Грести «от себя», сидя лицом к носу, очень неудобно. Гораздо тяжелее, чем сидя лицом к корме. Нормальные люди именно поэтому задом наперед сидят.
«Неужели нельзя было подумать об этом заранее?»
Реймер не привык в трудных ситуациях ругать себя. Да и вообще в любых ситуациях. Это ни к чему. Это плохой тон по отношению к самому себе. Но злость из-за собственной непредусмотрительности обругала его сама.
Реймер почти взбодрился. Злость, как и любая сильная эмоция, придает сил.
«Вот идиот. Надо поворачиваться обратно».
Высокая температура в сочетании с холодным ветром сушила губы, глаза, на ладонях слазила кожа. «Какое гадкое состояние. Скорее бы все это уже закончилось».
Реймер
Снова взялся руками за борт.
Одна нога.
Вторая.
Голова закружилась сильнее, и его вдруг занесло влево. Лодка закачалась. Страх уговаривал Реймера припасть на дно, чтобы не вывалиться. Только не туда. Только не в холодную воду. Не сегодня. Пляжный сезон закрыт.
«Побушует и пройдет, побушует и пройдет…» – великий математик снова принялся грести. Тошнота подкатила к горлу. Спазм пустого желудка.

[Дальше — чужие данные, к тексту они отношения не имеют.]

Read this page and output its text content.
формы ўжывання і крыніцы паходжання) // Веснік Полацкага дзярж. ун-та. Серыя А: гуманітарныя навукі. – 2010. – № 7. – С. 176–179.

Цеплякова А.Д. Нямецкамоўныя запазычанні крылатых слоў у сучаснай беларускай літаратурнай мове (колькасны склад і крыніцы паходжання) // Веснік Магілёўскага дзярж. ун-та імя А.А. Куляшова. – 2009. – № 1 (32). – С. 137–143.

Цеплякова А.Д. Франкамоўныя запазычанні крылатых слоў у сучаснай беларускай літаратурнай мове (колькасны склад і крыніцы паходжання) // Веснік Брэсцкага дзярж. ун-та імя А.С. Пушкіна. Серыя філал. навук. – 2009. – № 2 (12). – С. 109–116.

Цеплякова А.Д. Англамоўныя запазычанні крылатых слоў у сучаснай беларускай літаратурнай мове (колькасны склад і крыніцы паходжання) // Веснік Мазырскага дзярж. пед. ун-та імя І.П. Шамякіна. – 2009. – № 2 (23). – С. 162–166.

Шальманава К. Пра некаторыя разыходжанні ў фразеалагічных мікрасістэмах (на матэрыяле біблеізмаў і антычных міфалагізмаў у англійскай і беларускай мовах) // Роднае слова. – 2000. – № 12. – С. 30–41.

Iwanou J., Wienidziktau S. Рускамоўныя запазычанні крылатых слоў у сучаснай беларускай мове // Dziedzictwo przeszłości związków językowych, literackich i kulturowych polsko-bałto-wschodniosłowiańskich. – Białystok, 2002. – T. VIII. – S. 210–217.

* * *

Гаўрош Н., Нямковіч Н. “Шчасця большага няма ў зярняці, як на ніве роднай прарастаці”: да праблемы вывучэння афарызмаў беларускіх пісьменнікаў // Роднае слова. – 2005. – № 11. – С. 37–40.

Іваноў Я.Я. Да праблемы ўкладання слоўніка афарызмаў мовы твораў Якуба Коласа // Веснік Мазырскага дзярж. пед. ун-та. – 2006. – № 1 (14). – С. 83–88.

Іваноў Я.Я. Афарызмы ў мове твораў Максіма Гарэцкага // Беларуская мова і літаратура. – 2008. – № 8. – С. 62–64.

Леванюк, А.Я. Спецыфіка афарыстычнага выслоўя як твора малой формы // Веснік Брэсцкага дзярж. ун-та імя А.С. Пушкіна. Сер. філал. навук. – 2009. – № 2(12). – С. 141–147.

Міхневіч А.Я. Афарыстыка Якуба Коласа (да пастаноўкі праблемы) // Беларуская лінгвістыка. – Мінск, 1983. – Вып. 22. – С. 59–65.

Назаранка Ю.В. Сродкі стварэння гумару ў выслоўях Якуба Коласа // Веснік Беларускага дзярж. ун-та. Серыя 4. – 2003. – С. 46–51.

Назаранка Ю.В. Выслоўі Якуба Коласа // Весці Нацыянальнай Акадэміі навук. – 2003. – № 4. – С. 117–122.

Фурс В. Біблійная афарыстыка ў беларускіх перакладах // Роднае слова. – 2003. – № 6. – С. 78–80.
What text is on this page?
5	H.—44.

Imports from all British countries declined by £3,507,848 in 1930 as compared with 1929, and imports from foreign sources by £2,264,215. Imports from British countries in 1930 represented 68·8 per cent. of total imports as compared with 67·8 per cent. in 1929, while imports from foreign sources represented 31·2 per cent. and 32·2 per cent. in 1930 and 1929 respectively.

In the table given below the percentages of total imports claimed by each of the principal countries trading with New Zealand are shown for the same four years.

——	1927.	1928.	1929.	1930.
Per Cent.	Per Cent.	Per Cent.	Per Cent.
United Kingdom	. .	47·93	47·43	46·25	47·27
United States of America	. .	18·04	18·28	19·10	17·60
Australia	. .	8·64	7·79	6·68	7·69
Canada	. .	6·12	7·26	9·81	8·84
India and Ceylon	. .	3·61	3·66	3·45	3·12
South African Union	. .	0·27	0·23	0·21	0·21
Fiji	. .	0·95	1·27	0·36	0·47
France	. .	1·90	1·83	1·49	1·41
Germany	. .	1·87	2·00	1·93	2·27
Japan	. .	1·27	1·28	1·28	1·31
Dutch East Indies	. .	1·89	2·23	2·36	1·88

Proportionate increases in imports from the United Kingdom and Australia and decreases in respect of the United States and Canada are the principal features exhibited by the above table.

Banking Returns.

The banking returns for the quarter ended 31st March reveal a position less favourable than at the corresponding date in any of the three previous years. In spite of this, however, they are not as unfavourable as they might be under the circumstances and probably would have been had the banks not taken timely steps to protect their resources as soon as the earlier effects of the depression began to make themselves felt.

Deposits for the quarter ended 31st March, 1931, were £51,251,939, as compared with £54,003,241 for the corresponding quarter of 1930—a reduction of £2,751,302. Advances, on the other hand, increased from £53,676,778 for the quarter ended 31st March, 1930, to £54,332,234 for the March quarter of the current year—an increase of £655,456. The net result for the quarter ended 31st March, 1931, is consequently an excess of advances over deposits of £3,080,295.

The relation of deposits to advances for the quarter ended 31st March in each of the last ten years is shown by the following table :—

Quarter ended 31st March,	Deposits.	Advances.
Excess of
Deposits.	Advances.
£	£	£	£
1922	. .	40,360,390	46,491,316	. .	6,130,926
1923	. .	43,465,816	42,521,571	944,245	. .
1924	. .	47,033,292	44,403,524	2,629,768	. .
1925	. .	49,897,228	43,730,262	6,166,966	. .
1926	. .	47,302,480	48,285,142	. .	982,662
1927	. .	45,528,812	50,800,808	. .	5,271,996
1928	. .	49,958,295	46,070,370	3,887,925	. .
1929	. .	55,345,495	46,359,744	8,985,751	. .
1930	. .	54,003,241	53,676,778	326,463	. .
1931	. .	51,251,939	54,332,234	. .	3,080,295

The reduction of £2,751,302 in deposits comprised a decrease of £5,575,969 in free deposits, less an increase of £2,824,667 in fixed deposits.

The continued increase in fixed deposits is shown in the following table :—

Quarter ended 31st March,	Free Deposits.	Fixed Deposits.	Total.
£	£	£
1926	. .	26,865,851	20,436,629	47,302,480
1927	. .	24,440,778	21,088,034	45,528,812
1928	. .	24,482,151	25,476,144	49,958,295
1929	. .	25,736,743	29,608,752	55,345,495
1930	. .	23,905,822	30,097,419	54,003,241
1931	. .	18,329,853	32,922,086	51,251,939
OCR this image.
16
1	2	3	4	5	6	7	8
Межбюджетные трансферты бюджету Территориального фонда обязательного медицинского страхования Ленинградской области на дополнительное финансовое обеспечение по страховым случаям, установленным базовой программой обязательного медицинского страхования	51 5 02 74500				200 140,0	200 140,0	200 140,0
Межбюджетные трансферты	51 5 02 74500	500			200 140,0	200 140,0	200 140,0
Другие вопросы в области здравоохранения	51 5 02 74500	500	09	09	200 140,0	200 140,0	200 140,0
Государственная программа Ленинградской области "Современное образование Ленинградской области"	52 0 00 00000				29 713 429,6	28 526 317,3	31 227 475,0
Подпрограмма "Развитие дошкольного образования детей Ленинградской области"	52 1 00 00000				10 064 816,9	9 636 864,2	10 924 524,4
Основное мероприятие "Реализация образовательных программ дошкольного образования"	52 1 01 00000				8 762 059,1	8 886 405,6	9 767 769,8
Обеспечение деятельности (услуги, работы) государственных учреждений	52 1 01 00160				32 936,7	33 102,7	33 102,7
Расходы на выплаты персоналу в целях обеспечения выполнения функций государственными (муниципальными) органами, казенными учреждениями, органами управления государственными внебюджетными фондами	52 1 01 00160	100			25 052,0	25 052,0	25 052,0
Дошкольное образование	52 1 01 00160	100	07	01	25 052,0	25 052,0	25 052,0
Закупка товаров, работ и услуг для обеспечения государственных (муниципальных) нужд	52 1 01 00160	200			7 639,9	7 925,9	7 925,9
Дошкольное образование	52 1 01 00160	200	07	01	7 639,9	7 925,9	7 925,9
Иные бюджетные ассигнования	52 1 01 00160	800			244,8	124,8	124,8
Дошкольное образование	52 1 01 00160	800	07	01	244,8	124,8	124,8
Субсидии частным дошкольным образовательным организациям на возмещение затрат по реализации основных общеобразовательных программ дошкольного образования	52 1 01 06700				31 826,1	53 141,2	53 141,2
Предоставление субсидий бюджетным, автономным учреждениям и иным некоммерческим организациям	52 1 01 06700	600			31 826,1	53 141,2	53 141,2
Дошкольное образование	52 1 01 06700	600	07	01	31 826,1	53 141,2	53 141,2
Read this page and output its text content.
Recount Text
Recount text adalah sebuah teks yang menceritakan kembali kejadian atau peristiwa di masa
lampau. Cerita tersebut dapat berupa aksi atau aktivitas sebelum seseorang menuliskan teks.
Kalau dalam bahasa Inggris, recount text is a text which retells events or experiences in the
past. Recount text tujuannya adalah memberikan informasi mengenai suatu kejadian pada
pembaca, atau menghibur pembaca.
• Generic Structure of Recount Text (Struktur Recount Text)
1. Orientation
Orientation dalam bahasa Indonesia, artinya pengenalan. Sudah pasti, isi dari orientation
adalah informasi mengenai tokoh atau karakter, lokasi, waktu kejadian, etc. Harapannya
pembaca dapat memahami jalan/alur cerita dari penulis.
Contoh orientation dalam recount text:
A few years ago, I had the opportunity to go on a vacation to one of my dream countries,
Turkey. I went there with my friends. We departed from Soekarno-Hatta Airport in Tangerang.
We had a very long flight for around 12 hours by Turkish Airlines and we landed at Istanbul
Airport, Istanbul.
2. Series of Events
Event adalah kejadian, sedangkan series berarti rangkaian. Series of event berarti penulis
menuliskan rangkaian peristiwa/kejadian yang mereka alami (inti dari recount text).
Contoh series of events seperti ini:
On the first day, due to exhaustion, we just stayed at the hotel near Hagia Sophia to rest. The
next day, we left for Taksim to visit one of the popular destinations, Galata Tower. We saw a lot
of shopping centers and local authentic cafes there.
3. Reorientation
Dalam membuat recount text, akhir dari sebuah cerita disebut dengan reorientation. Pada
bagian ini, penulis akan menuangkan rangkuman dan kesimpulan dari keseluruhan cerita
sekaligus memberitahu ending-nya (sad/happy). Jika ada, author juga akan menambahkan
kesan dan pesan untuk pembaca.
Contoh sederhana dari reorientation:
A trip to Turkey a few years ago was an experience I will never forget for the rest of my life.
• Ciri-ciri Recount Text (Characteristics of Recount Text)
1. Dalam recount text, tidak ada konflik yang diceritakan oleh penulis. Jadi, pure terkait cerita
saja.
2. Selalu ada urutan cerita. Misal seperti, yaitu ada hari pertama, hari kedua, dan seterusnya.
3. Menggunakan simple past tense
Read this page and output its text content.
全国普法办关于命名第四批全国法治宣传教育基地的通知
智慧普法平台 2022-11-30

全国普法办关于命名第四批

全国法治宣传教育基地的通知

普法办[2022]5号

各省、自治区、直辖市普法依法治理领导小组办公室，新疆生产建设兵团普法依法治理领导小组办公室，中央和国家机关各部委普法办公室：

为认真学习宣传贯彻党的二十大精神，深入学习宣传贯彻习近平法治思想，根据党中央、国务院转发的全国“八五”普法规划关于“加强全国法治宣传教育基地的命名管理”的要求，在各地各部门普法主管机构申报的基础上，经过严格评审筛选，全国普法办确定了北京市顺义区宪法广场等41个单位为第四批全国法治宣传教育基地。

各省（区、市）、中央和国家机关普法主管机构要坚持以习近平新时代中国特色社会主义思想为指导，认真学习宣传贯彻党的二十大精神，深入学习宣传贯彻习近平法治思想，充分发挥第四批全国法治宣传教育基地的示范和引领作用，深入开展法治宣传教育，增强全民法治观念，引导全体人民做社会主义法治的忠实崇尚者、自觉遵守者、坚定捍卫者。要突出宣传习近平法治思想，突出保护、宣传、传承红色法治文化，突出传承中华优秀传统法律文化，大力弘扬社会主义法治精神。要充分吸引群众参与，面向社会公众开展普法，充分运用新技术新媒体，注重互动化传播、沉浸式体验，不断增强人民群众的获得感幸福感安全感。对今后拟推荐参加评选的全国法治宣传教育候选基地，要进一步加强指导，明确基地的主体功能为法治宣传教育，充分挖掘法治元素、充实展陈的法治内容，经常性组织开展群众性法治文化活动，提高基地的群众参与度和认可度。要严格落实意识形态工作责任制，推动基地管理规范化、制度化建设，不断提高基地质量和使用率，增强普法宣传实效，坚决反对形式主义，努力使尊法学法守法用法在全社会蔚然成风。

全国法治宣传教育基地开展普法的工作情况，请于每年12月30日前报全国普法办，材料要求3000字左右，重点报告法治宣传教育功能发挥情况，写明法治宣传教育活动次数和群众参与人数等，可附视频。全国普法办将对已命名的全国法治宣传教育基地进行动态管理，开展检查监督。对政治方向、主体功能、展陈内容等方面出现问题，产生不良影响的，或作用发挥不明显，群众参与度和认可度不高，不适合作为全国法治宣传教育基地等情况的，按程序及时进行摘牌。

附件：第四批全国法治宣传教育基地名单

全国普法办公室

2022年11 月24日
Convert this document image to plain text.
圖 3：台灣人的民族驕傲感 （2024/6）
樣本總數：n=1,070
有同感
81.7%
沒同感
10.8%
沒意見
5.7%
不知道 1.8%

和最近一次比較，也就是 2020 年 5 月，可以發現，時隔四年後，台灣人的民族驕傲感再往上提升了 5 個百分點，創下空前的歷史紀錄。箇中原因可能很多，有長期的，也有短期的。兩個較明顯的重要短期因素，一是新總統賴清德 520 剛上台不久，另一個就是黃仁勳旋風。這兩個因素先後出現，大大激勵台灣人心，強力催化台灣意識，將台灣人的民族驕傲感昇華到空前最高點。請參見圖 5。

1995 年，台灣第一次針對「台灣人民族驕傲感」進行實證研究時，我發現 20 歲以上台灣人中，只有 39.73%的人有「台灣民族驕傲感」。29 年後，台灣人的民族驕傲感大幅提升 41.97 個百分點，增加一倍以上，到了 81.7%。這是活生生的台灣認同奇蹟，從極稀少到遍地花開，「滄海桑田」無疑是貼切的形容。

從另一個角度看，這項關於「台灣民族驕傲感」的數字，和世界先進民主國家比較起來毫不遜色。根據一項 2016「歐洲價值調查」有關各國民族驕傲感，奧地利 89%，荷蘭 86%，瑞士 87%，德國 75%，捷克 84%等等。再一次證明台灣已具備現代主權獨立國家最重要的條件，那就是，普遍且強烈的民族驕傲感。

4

– Побушует и пройдет… – уже вслух сказал Реймер и испугался. В воздухе эти слова звучали совсем по-другому. Внутри него они были мантрой. А снаружи слова превратились в танцующих призраков. Они кружили вокруг него, как вокруг павшего на бранном поле, ненадолго живого солдата. Они плакали над его ранами и улетали в туман, не сбив по пути ни одной птицы. Хотя могли! А этот тихий дрожащий голос? Это чужой голос. Это хрип непонятного слабака, который больше не может терпеть собственную слабость и пытается ее вербализировать.
Реймеру стало одновременно стыдно и противно. И дальше он греб молча.
Весла с каждым взмахом тяжелели. Побыв раненым солдатом, Реймер стал теперь больной вороной, которую крылья больше не держат в небе. Но сравнивать весла с крыльями как-то неправильно. Они – не часть его тела. Не часть Сэмюэла Реймера. Они – чужое имущество. Которое Лодочник надеется в скором времени себе вернуть. Он ведь знает, зачем Реймер едет на остров. Он все понимает. И ждет, что недели через три, максимум – через месяц он сможет приплыть и забрать свою лодку.
«Ну-ну, жди».
***
Когда совсем стемнело, Реймер добрался до острова.
Черные контуры леса и маленькая бухта с короткими деревянными столбиками, вкопанными в песок. «Надо думать, кнехты…»
Дно лодки мягко въехало в песок. Сил на радость уже не осталось. Устал Реймер смертельно. «Капитан… хозяин своей жизни, дрейфующий по волнам на плоту… Ну да, ну да. Озеро еле-еле одолел. И чуть не умер по дороге. Капитан… Синдбад-мореход».
Руки не слушались. Спина покрылась липким потом, из-за которого стало еще холоднее. «Побушует и пройдет». Он часто, с присвистом дышал. Голова болела настолько, что он начал опасаться кончины скорее от болевого шока, чем от самой Болезни.
«Побушует и пройдет, побушует и пройдет…»
Корма лодки медленно разворачивалась в сторону. Течение.
Поднялся Реймер только тогда, когда холод стал невыносимым. Снова обхватив руками борт и еле-еле передвигая ноги. Голова все еще кружилась, поэтому выпрямиться в лодке, качающейся от каждого вздоха, он не рискнул. Опустился на четвереньки и на коленях, придерживаясь руками за борт, дополз до носа.
Маленькая бухта. Песок начинается только у самой воды. К земле жмутся сухие мертвые травы. По всему острову растут такие же мертвые на первый взгляд деревья. «На самом деле они просто спят».